Ja da merk ich es auch...aber wirklich nur minimal Gas bzw Standgas

Ne neue Mechatronik habe ich auch gerade bekommen. Scheinbar gab es dazu dann Einträge im Fehlerspeicher. Außerhalb der Garantie dann übrigens ein sehr teurer Spaß.

Ich hab jetzt aber noch immer das Problem, dass das Getriebe im kalten Zustand merkbare Schaltvorgänge hat und vor allem an der Ampel mit einem teils kräftigen Ruck / Schlag erst spät auskuppelt. Mal sehen ob jetzt noch die Kupplungen getauscht werden.

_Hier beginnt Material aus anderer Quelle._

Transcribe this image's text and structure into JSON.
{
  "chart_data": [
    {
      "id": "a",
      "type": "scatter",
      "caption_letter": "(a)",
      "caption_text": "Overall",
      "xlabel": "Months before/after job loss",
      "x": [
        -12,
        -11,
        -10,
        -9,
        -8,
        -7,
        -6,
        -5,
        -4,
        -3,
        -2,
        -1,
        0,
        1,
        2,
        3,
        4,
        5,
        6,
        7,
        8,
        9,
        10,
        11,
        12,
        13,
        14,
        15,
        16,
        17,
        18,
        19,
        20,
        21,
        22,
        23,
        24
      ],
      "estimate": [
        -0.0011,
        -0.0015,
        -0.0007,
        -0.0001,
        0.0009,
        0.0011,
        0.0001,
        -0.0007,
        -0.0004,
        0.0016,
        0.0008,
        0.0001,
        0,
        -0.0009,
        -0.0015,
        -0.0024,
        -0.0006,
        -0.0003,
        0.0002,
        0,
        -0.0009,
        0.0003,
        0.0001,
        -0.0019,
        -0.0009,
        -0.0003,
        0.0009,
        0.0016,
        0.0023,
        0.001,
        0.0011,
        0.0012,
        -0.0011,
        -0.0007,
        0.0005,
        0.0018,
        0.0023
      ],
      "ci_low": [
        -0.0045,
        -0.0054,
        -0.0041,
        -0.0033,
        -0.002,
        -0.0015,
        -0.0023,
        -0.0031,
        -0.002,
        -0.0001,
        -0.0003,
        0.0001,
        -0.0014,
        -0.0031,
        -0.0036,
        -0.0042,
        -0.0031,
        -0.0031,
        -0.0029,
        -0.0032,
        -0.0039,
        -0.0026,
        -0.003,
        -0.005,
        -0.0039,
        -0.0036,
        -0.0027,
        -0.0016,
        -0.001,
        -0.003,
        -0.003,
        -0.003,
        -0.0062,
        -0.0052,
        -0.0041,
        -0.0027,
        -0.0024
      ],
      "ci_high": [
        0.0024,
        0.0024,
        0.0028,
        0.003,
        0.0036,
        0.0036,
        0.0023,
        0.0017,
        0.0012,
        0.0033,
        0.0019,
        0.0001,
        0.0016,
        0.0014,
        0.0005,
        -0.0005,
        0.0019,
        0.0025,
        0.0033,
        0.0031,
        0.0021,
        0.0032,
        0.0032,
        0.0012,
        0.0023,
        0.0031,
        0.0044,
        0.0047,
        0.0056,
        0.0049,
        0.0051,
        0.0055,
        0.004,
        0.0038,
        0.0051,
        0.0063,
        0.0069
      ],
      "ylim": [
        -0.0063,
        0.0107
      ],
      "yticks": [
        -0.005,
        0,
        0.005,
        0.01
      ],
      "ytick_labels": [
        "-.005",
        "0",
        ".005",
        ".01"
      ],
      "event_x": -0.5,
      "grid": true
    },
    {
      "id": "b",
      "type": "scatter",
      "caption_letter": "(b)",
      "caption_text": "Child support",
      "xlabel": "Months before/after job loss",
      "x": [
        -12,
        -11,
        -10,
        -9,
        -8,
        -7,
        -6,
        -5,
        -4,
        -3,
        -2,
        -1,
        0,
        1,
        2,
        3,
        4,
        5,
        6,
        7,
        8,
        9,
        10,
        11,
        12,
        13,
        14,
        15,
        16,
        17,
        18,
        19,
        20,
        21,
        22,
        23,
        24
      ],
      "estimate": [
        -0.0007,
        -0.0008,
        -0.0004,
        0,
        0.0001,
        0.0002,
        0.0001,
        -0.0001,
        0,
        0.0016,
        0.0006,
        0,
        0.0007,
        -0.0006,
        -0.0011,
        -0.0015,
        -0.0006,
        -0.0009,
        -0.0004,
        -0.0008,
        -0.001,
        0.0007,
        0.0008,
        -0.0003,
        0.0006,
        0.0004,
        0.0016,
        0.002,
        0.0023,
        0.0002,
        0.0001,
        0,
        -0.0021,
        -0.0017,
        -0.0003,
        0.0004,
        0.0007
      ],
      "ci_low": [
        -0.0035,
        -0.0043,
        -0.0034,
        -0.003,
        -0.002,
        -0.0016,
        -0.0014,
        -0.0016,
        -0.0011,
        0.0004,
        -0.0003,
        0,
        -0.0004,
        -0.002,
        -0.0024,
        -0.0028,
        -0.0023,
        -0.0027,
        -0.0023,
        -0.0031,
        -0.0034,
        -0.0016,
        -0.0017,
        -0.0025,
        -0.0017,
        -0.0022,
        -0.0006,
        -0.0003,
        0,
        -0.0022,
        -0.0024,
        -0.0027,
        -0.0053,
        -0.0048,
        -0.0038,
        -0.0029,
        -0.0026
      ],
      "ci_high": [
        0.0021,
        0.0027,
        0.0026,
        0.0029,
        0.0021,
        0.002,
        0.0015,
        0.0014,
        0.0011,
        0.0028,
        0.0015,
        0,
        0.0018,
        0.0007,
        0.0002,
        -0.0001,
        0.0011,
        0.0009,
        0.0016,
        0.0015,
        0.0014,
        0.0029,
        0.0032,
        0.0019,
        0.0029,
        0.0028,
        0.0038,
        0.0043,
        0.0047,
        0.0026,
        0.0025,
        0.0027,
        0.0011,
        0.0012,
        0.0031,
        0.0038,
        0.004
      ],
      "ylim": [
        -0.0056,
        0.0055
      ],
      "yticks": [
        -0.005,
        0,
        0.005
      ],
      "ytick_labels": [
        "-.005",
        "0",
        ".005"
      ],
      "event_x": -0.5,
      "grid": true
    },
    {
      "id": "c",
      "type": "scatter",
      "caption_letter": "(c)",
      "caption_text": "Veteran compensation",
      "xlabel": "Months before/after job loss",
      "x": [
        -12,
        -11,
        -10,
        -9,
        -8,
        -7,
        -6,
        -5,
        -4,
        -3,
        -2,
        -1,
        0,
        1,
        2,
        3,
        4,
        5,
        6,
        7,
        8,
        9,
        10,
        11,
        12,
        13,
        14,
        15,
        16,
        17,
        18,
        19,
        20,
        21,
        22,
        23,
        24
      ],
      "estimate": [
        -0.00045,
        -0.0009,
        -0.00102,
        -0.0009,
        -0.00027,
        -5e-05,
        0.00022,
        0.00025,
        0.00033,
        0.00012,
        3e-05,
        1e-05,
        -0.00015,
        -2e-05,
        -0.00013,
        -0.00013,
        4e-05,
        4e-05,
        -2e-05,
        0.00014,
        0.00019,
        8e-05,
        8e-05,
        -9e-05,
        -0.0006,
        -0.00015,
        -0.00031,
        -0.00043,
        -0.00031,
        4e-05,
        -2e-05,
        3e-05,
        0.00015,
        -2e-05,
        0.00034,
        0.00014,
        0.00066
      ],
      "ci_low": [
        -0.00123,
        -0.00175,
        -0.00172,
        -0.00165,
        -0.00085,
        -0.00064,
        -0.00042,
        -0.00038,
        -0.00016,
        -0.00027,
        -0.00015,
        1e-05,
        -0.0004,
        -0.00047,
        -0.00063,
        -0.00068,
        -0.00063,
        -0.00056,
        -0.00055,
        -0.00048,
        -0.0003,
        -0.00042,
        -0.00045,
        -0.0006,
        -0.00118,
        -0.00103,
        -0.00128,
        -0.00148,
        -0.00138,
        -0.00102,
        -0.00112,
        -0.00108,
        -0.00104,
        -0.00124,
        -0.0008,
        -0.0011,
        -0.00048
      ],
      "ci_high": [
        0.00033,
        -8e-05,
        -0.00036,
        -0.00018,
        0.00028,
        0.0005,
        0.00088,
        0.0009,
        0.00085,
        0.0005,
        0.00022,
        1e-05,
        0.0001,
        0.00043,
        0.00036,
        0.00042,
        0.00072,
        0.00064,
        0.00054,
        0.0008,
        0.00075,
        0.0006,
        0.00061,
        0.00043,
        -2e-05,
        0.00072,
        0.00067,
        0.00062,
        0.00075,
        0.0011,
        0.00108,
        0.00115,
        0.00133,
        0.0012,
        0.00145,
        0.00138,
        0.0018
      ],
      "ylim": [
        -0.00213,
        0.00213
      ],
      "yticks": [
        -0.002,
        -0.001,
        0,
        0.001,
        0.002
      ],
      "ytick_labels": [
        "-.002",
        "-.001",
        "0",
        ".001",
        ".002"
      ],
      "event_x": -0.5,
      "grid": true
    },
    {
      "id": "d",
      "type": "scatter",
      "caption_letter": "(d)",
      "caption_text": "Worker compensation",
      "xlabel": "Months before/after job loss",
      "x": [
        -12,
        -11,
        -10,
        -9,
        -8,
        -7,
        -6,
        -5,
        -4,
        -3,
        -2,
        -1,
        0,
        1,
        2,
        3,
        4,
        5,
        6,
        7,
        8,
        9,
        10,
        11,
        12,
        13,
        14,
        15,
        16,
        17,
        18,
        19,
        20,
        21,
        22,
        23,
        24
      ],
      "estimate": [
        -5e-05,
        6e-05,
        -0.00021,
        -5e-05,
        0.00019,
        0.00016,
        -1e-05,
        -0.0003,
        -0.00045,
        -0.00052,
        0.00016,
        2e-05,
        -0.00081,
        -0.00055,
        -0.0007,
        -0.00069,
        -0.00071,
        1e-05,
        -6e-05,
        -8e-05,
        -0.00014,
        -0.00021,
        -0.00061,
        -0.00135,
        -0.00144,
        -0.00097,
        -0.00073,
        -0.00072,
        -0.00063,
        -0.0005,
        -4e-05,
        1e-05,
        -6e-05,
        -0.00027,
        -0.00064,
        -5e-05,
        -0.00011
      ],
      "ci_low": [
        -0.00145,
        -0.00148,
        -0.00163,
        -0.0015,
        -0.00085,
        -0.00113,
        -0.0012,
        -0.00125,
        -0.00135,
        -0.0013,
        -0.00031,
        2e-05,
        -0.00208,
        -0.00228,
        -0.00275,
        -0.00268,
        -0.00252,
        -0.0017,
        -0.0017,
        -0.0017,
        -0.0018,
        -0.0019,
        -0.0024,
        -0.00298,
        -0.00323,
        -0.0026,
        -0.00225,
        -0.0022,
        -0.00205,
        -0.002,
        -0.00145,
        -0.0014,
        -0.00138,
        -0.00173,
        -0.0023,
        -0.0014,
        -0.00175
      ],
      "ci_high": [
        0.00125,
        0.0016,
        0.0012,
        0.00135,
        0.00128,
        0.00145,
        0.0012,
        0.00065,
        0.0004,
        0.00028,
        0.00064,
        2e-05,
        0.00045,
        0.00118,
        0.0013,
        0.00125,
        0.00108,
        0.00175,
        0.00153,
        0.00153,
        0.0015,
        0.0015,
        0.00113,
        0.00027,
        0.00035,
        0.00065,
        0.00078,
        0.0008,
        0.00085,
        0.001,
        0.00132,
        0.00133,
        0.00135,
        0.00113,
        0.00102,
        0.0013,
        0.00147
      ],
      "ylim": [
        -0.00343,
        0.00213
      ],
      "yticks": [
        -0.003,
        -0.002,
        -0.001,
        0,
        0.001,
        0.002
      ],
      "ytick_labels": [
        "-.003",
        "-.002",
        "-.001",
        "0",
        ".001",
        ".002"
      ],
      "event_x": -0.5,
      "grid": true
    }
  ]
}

Zurzeit spricht alles für die Verlängerung der Garantie :/

Zitat:

@monstermolt schrieb am 24. November 2020 um 14:00:19 Uhr:

Ruckelt bei euch auch das Auto bei leichten Steigungen im R Gang.(ganz leicht)

 

Das Thema wurde hier schon paar mal besprochen, da hieß es liegt am E Motor und ist normal.

 

Da meine Garantie bald rum ist habe ich es mal angesprochen.

Heute bescheid bekommen, ist eine bekanntes Problem und es gibt eine neue Mechatronik.

Habe auch schon eine neue Mechatronik deswegen bekommen.

Bei mir war es wenn DSG Warm war richtig extrem.

Zitat:

@Stromer500 schrieb am 24. November 2020 um 11:56:47 Uhr:

Mein Freundlicher meinte, dass der GTE nicht mit Stahlfelgen (für Winterräder) gefahren werden darf? Weiß man da genaueres?

Der GTE hat min. 17" Bereifung. Obs dafür überhaupt passende Stahlfelgen (Passat?, Tiguan?) im Hinblick auf Felgenbreite, und ET gibt entzieht sich meiner Kenntnis. Sonstige Gründe, die dagegen sprechn, wären mir nicht bekannt.

So sehe ich das auch. Der Händler bezieht sich kit seiner Aussage sicherlich auf die werksseitig für den Passat lieferbaren 16“ Stahlräder. Und die passen natürlich nicht.

 

Stahlräder in 17“ gibt es im freien Handel allerdings auch kaum, da kommt man mit preiswerten 17“ Alus wahrscheinlich besser.